Die Öffentlichkeit im Netz hat gezeigt, dass sie Politik bewegen kann.
Aber die Gesellschaft ist mit dem Scheitern von Acta am Mittwoch im Europaparlament keinen Schritt weitergekommen. Es fehlt weiter eine Lösung, wie das Urheberrecht im Internet funktionieren soll.
„Die Menschen sind nicht mehr bereit, dass wesentliche politische Fragen, die ihr Leben betreffen, in undemokratischen Verfahren an ihnen vorbei verhandelt werden“, sagt der netzpolitische Sprecher der Grünen-Fraktion im Bundestag, Konstantin von Notz zum Scheitern von Acta. Der CDU-Abgeordnete Thomas Jarzombek stimmt zu: „Das wird so zukünftig nicht mehr gehen.“ Die Debatte über Acta habe mehr Licht in die geheim geführten Verhandlungen gebracht. „Das tut der Demokratie auch gut.“
Dabei hat vor einem halben Jahr kaum jemand etwas mit dem „Anti-Counterfeiting Trade Agreement“ anfangen können. Die breite Politik und die Medien hatten das Thema lange nicht auf ihrer Tagesordnung. Dann aber wurden die Stimmen der Netzaktivisten immer lauter, die so lange von Acta und den Risiken dieses Abkommens geredet haben, dass sich dies nicht mehr ignorieren ließ.
Die zuständige Justizministerin Sabine Leutheusser-Schnarrenberger (FDP) erklärte am 31. Januar in Hamburg, dass sie die Bedenken nicht teile.
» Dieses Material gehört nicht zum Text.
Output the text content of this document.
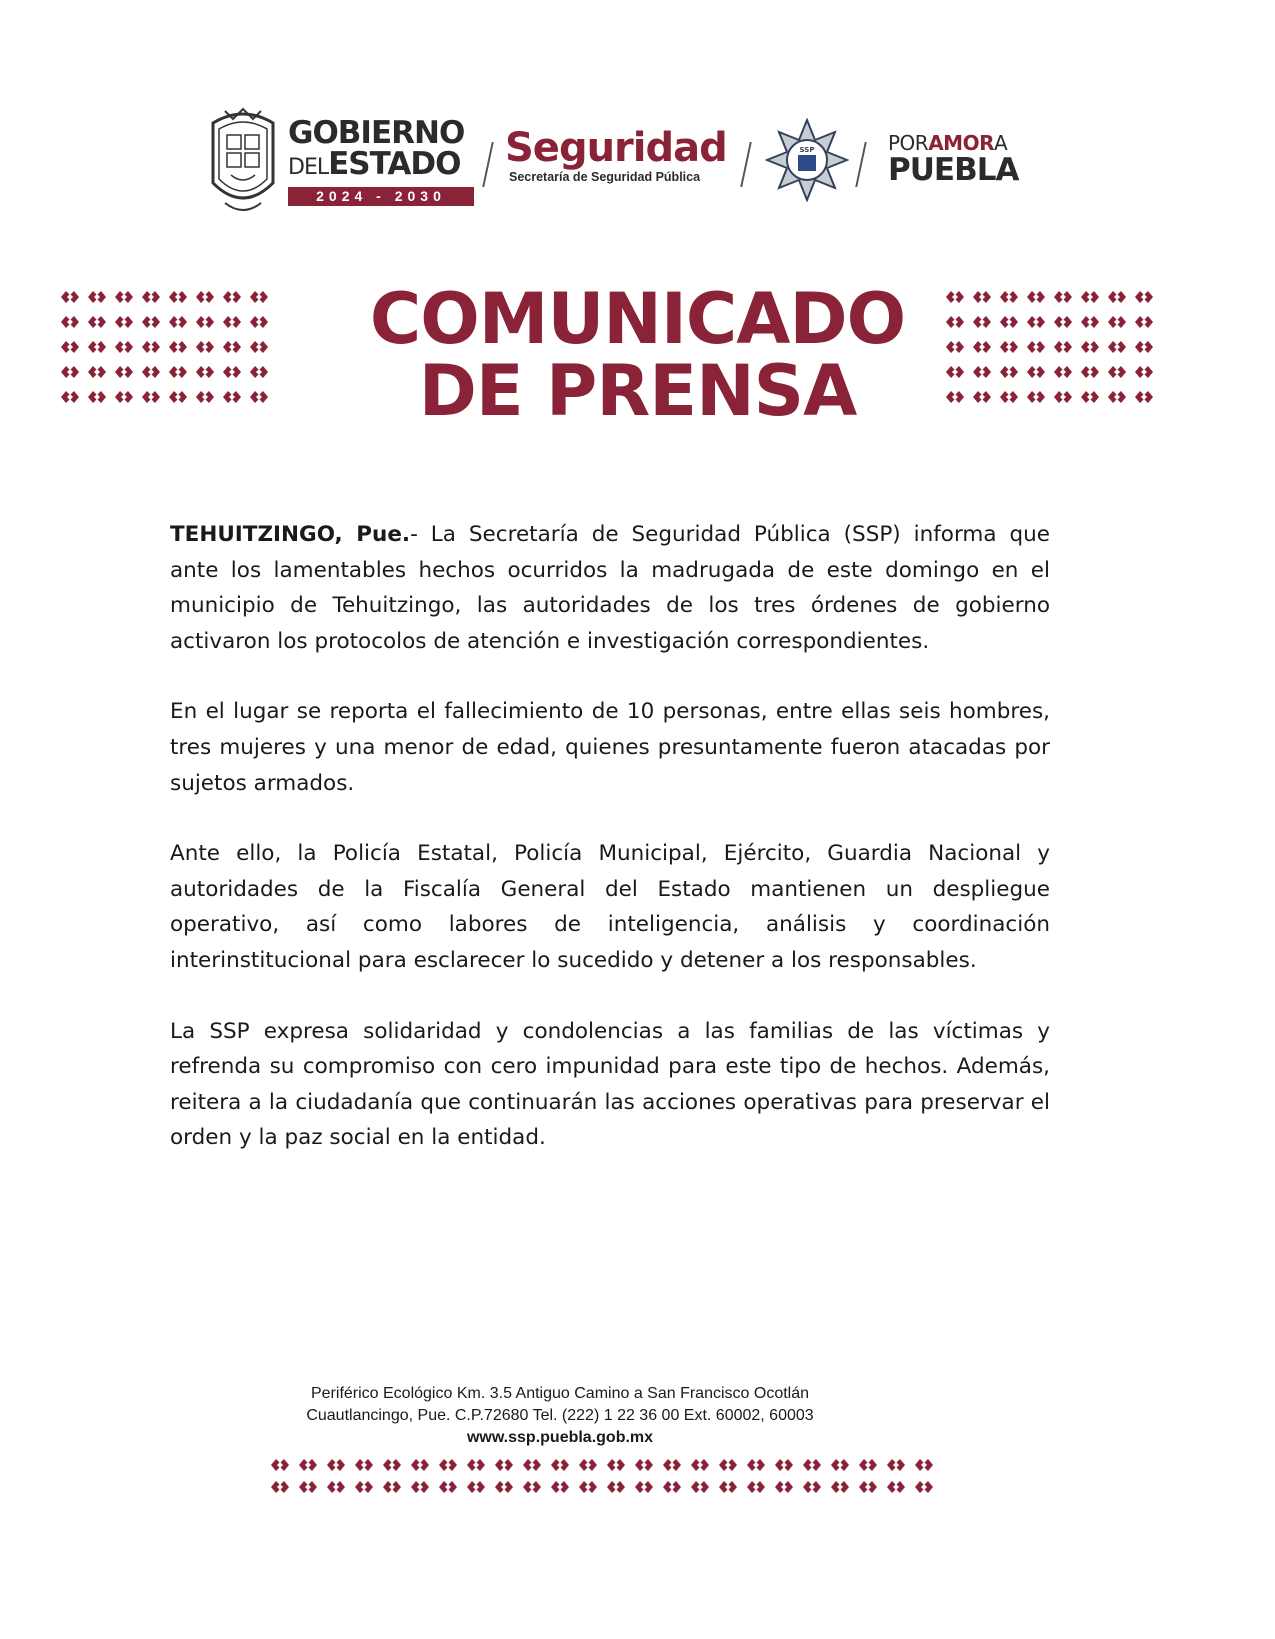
GOBIERNO
DELESTADO
2024 - 2030
Seguridad
Secretaría de Seguridad Pública
SSP	PORAMORA
PUEBLA
COMUNICADO
DE PRENSA

TEHUITZINGO, Pue.- La Secretaría de Seguridad Pública (SSP) informa que ante los lamentables hechos ocurridos la madrugada de este domingo en el municipio de Tehuitzingo, las autoridades de los tres órdenes de gobierno activaron los protocolos de atención e investigación correspondientes.

En el lugar se reporta el fallecimiento de 10 personas, entre ellas seis hombres, tres mujeres y una menor de edad, quienes presuntamente fueron atacadas por sujetos armados.

Ante ello, la Policía Estatal, Policía Municipal, Ejército, Guardia Nacional y autoridades de la Fiscalía General del Estado mantienen un despliegue operativo, así como labores de inteligencia, análisis y coordinación interinstitucional para esclarecer lo sucedido y detener a los responsables.

La SSP expresa solidaridad y condolencias a las familias de las víctimas y refrenda su compromiso con cero impunidad para este tipo de hechos. Además, reitera a la ciudadanía que continuarán las acciones operativas para preservar el orden y la paz social en la entidad.

Periférico Ecológico Km. 3.5 Antiguo Camino a San Francisco Ocotlán
Cuautlancingo, Pue. C.P.72680 Tel. (222) 1 22 36 00 Ext. 60002, 60003
www.ssp.puebla.gob.mx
Am 10. Februar aber entschied das Ministerium, das Abkommen zunächst nicht zu unterzeichnen. Am 11. Februar gingen dann zehntausende in vielen deutschen Städten gegen Acta auf die Straße.
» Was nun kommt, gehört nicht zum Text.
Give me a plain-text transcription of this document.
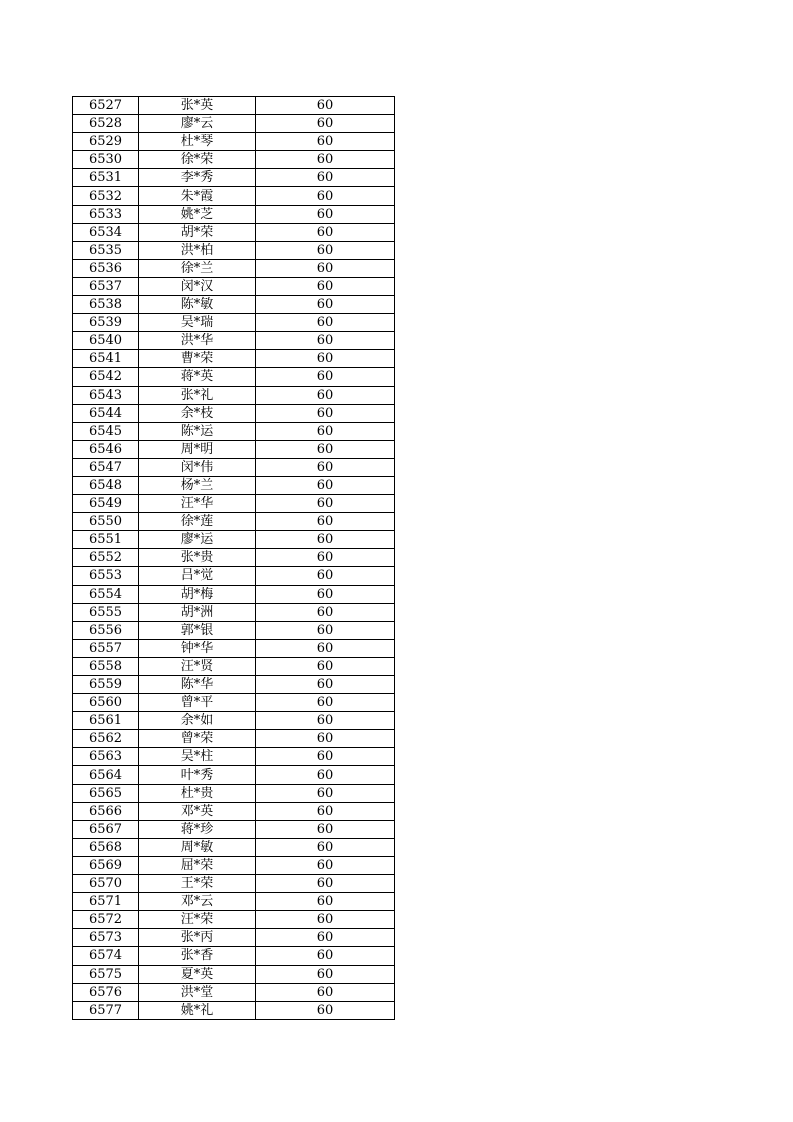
6527	张*英	60
6528	廖*云	60
6529	杜*琴	60
6530	徐*荣	60
6531	李*秀	60
6532	朱*霞	60
6533	姚*芝	60
6534	胡*荣	60
6535	洪*柏	60
6536	徐*兰	60
6537	闵*汉	60
6538	陈*敏	60
6539	吴*瑞	60
6540	洪*华	60
6541	曹*荣	60
6542	蒋*英	60
6543	张*礼	60
6544	余*枝	60
6545	陈*运	60
6546	周*明	60
6547	闵*伟	60
6548	杨*兰	60
6549	汪*华	60
6550	徐*莲	60
6551	廖*运	60
6552	张*贵	60
6553	吕*觉	60
6554	胡*梅	60
6555	胡*洲	60
6556	郭*银	60
6557	钟*华	60
6558	汪*贤	60
6559	陈*华	60
6560	曾*平	60
6561	余*如	60
6562	曾*荣	60
6563	吴*柱	60
6564	叶*秀	60
6565	杜*贵	60
6566	邓*英	60
6567	蒋*珍	60
6568	周*敏	60
6569	屈*荣	60
6570	王*荣	60
6571	邓*云	60
6572	汪*荣	60
6573	张*丙	60
6574	张*香	60
6575	夏*英	60
6576	洪*堂	60
6577	姚*礼	60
„Die Bundesregierung ist kalt erwischt worden“, sagt der Politikwissenschaftler und Experte für Protestbewegungen, Peter Grottian. Auf einmal habe es „ein fast panisches Verständnis“ für die Protestbewegung gegen Acta gegeben. „Das ist fast eine tölpelhafte Reaktion gewesen“, meint der Professor am Berliner Otto-Suhr-Institut im Gespräch mit der Nachrichtenagentur dpa.
Allerdings ist es aus Sicht des Politikwissenschaftlers Grottian keineswegs so, dass die Mobilisierung der Netzöffentlichkeit bereits eine Garantie für den Erfolg sozialer Bewegungen ist. Je nach Politikbereich falle die Aktivierung über das Internet ganz unterschiedlich aus. Und bei sozialpolitischen Themen wie der Kürzung der Hartz-IV-Sätze habe sich gezeigt: „Da können Sie das Internet anwerfen, wie Sie wollen, da passiert einfach nichts.“
Die Befürworter von Acta sehen daher auch noch andere Gründe für das Scheitern des Vertrags. „Die gesamte Situation rund um Acta war stark geprägt von Spannungen innerhalb der EU zwischen Ministerrat, Kommission und Parlament“, sagt der Geschäftsführer des Bundesverbands Musikindustrie (BVMI), Florian Drücke. Das Parlament habe jetzt eine große Chance verpasst, weil es die Entscheidung des Europäischen Gerichtshofs nicht abgewartet habe. Das Abstimmungsergebnis in Straßburg sei „ein Signal, das in die falsche Richtung geht“.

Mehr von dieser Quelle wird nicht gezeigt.